La oposición insiste en que la ayuda debería ser realmente universal, para limitar las posibilidades de que el poder de turno la utilice para comprar votos. También plantea que el sistema debió fijarse por ley, para evitar los vaivenes políticos. Remarca que este anuncio no resdistribuye riquezas e, incluso, deja entrever que el plan es apenas un eslabón más en la cadena de medidas tomadas por el gobierno para abrir las puertas a un nuevo mandato de Néstor.
Pocos confían en que el gobierno sea capaz de distribuir esta ayuda de manera transparente y sin fines coercitivos. Es que durante estos años, el kirchnerismo dio demasiadas muestras de cómo los fondos públicos pueden utilizarse para presionar y comprar voluntades.
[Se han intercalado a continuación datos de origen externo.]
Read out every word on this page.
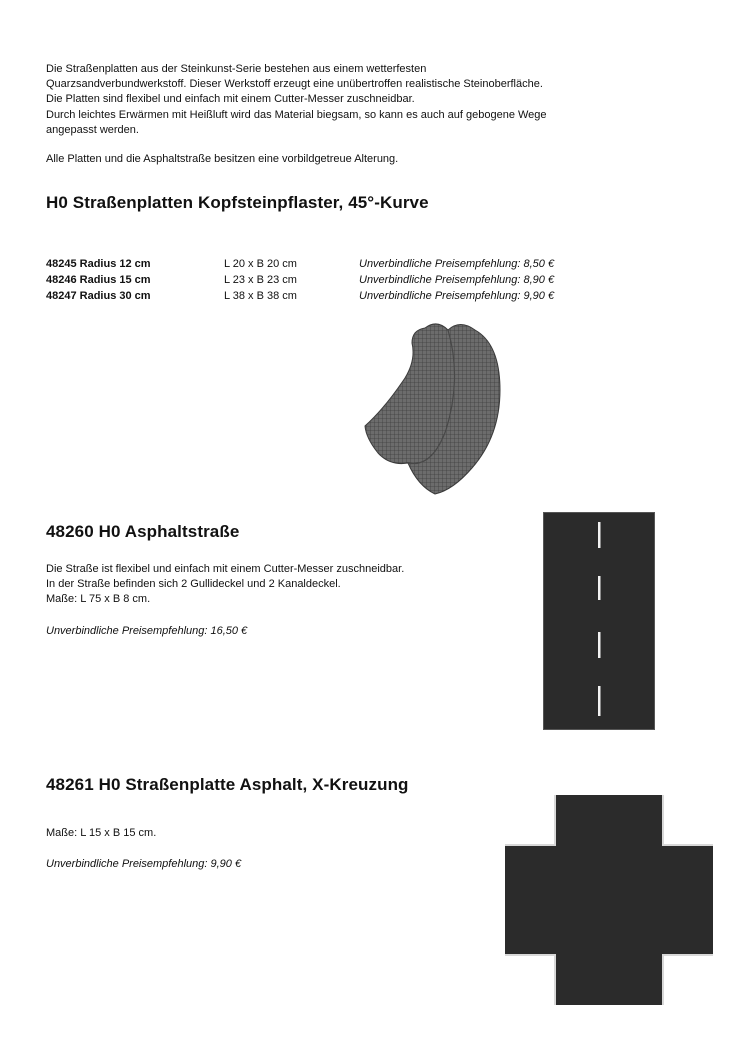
Die Straßenplatten aus der Steinkunst-Serie bestehen aus einem wetterfesten

Quarzsandverbundwerkstoff. Dieser Werkstoff erzeugt eine unübertroffen realistische Steinoberfläche.

Die Platten sind flexibel und einfach mit einem Cutter-Messer zuschneidbar.

Durch leichtes Erwärmen mit Heißluft wird das Material biegsam, so kann es auch auf gebogene Wege

angepasst werden.

Alle Platten und die Asphaltstraße besitzen eine vorbildgetreue Alterung.

H0 Straßenplatten Kopfsteinpflaster, 45°-Kurve
48245 Radius 12 cm	L 20 x B 20 cm	Unverbindliche Preisempfehlung: 8,50 €
48246 Radius 15 cm	L 23 x B 23 cm	Unverbindliche Preisempfehlung: 8,90 €
48247 Radius 30 cm	L 38 x B 38 cm	Unverbindliche Preisempfehlung: 9,90 €
48260 H0 Asphaltstraße

Die Straße ist flexibel und einfach mit einem Cutter-Messer zuschneidbar.

In der Straße befinden sich 2 Gullideckel und 2 Kanaldeckel.

Maße: L 75 x B 8 cm.

Unverbindliche Preisempfehlung: 16,50 €

48261 H0 Straßenplatte Asphalt, X-Kreuzung

Maße: L 15 x B 15 cm.

Unverbindliche Preisempfehlung: 9,90 €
Y si no, que lo desmientan algunos gobernadores o legisladores nacionales.
Los Kirchner sembraron las semillas de las críticas que hoy reciben. Fueron ellos los que se encargaron de insuflar en amplios sectores esta sensación de desconfianza.
Pero los pobres más pobres no pueden esperar, sobre todo en un país en el que no aparecen demasiados sectores que despierten confianza. De hecho, la fortaleza del gobierno se apoya en las debilidades de la oposición.
El anuncio realizado ayer es una buena noticia, aunque perfectible.
La presidenta caminará durante los dos años que restan de su gestión sobre una línea delgada: a un lado, la posibilidad de administrar honestamente estos recursos. Del otro, el precipicio, que representa la tentación de utilizar los fondos con fines perversos.
El gobierno elige. Los pobres esperan. No les queda otra.
En definitiva, no tienen voz, ni voto. Aunque muchos hablen por ellos. O les “encarguen” un par de boletas en cada elección.